In an ode to the unkempt and disdained, writer Steve Threndyle dives into one of the most commonly used descriptives in mountain circles. We suggest you read this, dirtbags.

“Threndyle, you ol’ dirtbag, how ya doing?” This is the standard greeting Ean Jackson regales me with when he pops up in my caller ID. Jackson, the nefarious North Vancouver ultrarunner behind the wildly anarchistic Bagger Challenge peak-bagging event, is a good dude. Doesn’t take things seriously. So, why am I rankled when he calls me a dirtbag, a term he’s more than happy to be labelled with?

Perhaps it’s the Google definition of, “A very unkempt or unpleasant person.” Unkempt, maybe.
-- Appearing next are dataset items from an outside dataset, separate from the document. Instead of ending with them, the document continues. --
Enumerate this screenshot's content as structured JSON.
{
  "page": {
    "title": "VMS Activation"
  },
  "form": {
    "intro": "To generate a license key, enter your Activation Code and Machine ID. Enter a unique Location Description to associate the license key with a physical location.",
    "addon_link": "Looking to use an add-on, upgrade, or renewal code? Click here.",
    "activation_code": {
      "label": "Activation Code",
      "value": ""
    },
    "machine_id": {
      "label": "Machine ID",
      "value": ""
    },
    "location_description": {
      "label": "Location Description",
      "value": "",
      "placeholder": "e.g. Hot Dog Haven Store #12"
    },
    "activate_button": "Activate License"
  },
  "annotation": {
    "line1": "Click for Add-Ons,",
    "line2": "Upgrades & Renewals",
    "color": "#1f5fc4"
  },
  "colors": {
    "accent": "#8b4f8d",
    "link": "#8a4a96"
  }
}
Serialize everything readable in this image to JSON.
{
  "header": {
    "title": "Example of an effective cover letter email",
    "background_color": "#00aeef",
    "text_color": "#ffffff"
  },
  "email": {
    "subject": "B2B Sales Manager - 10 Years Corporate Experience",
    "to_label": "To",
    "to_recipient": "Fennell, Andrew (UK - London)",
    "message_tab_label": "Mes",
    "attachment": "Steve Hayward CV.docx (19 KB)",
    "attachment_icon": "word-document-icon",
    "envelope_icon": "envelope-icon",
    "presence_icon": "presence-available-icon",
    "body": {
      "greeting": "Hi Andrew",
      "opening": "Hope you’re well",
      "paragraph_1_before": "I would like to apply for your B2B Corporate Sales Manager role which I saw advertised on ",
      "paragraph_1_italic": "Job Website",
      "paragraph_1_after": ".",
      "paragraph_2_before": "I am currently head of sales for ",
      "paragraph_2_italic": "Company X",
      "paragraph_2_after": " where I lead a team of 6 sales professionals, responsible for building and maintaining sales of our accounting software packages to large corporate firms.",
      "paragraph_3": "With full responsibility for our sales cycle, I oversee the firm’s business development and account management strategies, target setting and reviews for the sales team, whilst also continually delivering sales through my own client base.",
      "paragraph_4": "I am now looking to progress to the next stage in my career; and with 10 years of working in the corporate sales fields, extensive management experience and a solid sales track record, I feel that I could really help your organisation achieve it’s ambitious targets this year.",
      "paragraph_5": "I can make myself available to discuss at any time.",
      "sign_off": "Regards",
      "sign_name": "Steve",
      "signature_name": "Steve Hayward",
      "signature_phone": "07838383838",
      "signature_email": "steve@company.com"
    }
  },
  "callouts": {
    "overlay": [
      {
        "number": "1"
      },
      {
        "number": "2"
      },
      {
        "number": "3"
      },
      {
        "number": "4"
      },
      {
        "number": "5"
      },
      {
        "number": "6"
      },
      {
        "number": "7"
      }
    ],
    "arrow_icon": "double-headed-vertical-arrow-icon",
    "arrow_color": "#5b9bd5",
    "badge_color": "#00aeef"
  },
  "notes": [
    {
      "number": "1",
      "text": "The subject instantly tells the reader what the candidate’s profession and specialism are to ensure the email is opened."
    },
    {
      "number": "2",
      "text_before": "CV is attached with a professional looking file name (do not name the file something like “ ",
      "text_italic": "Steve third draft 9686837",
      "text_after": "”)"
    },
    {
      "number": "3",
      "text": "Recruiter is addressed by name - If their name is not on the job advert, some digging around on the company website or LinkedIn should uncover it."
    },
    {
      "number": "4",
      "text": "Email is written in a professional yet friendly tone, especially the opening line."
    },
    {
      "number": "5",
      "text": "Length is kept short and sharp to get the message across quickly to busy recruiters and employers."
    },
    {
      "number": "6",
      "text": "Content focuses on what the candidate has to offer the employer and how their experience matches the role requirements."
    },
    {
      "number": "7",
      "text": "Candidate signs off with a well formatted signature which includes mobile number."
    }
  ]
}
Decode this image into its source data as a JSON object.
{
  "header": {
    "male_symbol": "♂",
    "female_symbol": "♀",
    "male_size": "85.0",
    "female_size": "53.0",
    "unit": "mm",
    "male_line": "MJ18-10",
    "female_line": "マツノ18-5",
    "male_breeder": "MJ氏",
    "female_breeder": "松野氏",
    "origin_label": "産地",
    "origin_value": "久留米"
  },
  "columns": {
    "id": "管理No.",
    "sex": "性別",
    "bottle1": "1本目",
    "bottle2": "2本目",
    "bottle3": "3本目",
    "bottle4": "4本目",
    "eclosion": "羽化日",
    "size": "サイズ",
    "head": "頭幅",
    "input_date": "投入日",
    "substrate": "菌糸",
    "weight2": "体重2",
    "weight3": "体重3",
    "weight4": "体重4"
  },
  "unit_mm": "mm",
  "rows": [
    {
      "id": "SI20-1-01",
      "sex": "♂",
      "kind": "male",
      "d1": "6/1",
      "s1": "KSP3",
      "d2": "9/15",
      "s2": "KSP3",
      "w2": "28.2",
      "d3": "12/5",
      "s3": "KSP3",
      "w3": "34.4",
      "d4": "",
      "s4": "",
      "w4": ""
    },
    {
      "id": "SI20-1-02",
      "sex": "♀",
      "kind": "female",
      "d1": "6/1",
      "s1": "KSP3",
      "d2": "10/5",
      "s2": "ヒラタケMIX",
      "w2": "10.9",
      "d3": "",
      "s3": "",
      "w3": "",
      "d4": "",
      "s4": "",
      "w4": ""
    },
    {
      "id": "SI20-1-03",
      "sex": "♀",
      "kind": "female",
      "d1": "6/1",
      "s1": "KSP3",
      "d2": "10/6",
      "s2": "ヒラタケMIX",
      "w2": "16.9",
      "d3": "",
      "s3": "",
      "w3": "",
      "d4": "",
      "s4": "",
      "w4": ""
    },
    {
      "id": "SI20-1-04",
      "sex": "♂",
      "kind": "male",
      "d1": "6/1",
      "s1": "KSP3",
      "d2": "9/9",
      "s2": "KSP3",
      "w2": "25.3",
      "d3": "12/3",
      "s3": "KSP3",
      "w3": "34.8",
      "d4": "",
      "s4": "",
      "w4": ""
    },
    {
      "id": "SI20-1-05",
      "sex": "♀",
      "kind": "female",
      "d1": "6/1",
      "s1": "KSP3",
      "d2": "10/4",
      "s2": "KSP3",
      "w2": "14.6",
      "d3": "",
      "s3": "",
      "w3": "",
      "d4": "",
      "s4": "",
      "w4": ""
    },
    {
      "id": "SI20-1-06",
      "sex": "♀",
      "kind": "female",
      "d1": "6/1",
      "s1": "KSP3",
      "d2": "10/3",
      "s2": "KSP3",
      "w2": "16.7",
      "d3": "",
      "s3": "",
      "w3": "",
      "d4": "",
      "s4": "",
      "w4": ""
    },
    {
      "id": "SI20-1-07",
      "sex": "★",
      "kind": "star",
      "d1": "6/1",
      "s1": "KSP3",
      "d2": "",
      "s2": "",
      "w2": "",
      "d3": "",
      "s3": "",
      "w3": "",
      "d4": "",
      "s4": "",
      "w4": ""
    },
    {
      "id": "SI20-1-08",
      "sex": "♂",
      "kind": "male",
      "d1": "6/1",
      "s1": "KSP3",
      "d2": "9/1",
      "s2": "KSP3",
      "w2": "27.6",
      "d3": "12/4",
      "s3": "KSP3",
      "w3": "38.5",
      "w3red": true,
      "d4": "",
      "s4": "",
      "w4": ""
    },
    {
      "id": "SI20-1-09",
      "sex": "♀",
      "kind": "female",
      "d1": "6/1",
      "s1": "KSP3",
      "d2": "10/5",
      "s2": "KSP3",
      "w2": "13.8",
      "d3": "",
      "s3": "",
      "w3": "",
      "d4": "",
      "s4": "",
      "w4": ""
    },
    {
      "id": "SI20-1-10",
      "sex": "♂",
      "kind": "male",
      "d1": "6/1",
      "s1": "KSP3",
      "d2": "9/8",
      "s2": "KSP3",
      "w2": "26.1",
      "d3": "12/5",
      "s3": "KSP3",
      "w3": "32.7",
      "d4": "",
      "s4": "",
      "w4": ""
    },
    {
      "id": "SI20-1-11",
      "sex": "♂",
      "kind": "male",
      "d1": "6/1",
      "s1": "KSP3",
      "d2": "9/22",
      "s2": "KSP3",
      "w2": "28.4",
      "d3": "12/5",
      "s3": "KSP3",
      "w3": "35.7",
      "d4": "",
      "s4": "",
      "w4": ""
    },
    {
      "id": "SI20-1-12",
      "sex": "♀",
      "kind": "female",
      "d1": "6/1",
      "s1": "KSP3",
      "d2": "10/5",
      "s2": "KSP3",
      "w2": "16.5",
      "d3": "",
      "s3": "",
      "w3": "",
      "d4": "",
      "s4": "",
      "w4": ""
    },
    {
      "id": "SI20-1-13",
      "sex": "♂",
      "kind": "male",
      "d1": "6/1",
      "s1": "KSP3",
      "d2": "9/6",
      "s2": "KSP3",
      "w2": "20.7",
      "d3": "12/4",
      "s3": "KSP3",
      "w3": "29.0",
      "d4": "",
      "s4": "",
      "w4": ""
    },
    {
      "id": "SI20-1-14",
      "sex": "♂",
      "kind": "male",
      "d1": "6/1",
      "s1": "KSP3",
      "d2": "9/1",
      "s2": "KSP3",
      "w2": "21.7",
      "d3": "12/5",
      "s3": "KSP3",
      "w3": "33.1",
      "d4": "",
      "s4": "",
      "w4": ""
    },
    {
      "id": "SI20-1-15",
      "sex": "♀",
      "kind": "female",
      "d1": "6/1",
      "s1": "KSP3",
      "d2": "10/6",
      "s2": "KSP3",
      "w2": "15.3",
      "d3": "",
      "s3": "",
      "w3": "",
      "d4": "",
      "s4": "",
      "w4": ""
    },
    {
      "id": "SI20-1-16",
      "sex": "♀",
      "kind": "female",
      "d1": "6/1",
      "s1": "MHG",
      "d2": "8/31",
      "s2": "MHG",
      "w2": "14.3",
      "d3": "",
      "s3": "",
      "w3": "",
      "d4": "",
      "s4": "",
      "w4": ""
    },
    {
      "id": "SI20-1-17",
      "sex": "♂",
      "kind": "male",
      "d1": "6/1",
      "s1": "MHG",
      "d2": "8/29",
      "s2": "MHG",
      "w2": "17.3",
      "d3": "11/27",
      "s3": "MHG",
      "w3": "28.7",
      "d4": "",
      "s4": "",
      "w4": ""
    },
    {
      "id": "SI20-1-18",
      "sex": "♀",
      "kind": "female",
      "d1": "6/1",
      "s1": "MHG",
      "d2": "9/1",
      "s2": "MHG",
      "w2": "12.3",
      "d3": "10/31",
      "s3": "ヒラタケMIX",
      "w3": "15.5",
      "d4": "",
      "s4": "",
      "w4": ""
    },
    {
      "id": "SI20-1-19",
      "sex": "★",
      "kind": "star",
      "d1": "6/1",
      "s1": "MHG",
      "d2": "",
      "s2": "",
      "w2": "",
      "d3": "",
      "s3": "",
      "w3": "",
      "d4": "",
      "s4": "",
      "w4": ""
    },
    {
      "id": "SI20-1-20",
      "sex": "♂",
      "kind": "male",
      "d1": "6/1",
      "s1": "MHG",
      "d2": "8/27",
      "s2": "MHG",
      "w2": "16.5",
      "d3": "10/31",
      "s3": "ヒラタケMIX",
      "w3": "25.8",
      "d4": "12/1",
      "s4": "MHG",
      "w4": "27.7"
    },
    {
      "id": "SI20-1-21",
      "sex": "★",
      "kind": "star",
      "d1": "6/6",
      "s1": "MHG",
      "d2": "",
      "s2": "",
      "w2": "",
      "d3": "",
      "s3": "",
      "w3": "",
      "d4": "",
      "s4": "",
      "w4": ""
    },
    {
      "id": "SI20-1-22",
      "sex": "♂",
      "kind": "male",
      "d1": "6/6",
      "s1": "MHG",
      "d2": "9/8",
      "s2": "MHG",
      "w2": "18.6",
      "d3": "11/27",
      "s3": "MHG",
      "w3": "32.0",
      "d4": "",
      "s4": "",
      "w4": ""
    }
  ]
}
But unpleasant? In mountain culture, dirtbags—while not always contenders to date your sister—are always worthy of the same respect as anyone else. One of the toughest skiers I know of on the Coast Range camped in the bush at UBC while completing a doctorate. Some dirtbags I’ve met are rather tiresome, especially once they drone on about obscure land-use access issues.

More recently, climber, podcaster, and parent Fitz Cahall has given voice to the itinerant iconoclasts of the climbing world through his Dirtbag Diaries podcast. He says, “In the beginning, dirtbags were definitely on the fringe and likely had some unsavoury habits, like stealing food off tourist’s plates or dumpster diving. But as I’ve seen the outdoor community grow, I feel like there’s a lot more room, more space, for what it means to people. Which to me is about setting my life’s priorities and do[ing] things that I really care about. And of course, the world is so much smaller thanks to inexpensive travel and social media that, like many things, its meaning has mutated over time.”

The first media reference to the word dirtbag is from the mid-1970s, when actress Claudine Longet was on trial for the murder of Spider Sabich in Aspen, Colorado. A handsome (definitely not unkempt) professional ski racer, Sabich was a big star on the fledgling world professional skiing circuit. He pulled in over $200,000 a year and hung around with Aspen’s beautiful ruling class. As reported in the Mansfield News-Journal, Sabich frequently told friends, “I’m just a dirtbag. Who am I trying to fool?” Longet abhorred the term.

One day, Sabich was showering at Longet’s opulent mansion—dirtbags need showers too—when a gun went off in the bathroom, killing him instantly. A distraught Longet called the Aspen cops. She maintained it was an accident. I have my own theory: they got into an argument and Sabich called her a dirtbag, so she shot him.

In Valley Uprising, a documentary about the early days of Yosemite rock climbing, Patagonia founder Yvon Chouinard gleefully says, “of course, we were all dirtbags,” referring to a band of pioneering rock climbers in the Yosemite Valley in the early 1960s. Yet there’s scant evidence that they used the actual term. “There’s a guy named Mikey Schaefer,” says Chouinard, “a climber who has been in the valley for so long that he’s known as the unofficial mayor of Yosemite. He would never refer to himself as a dirtbag.”

The death knell for a phrase or slogan (think extreme in the 1990s) takes place when someone tries to make money from it. Last summer, I spied a sweet Prana organic cotton T-shirt in khaki green at Mountain Equipment Coop in North Vancouver. The first shock came when I flipped it around to find the slogan, “Embrace your inner dirtbag.” The second shock was that it cost $45. I reflexively flinched, as if I’d just found a mouldy sandwich in the bottom of my backpack.

The first media reference to the word dirtbag is from the mid-1970s, when actress Claudine Longet was on trial for the murder of Spider Sabich in Aspen, Colorado

A couple of months later, I attended a nicely catered fundraiser in Whistler, British Columbia, for the Spearhead Huts project. A friend asked me if I was staying in town for the night, and I said, “Naw, I’m heading back to the city.” He glanced over at the buffet table, where slabs of perfectly sliced roast beef lay uneaten. “You should grab a snack for the ride home or for lunch tomorrow,” he said. “What,” I laughed. “Do I look like some kind of dirtbag?”

I sidled over and chatted briefly with the chef who had carved the meat. “Go ahead, take whatever you want. Here, I can get you a container.”

My friend was grinning as I returned. I had to think fast. “Don’t worry,” I told him. “True dirtbags don’t ask. They just take.” And it definitely doesn’t count if Jackson didn’t see it.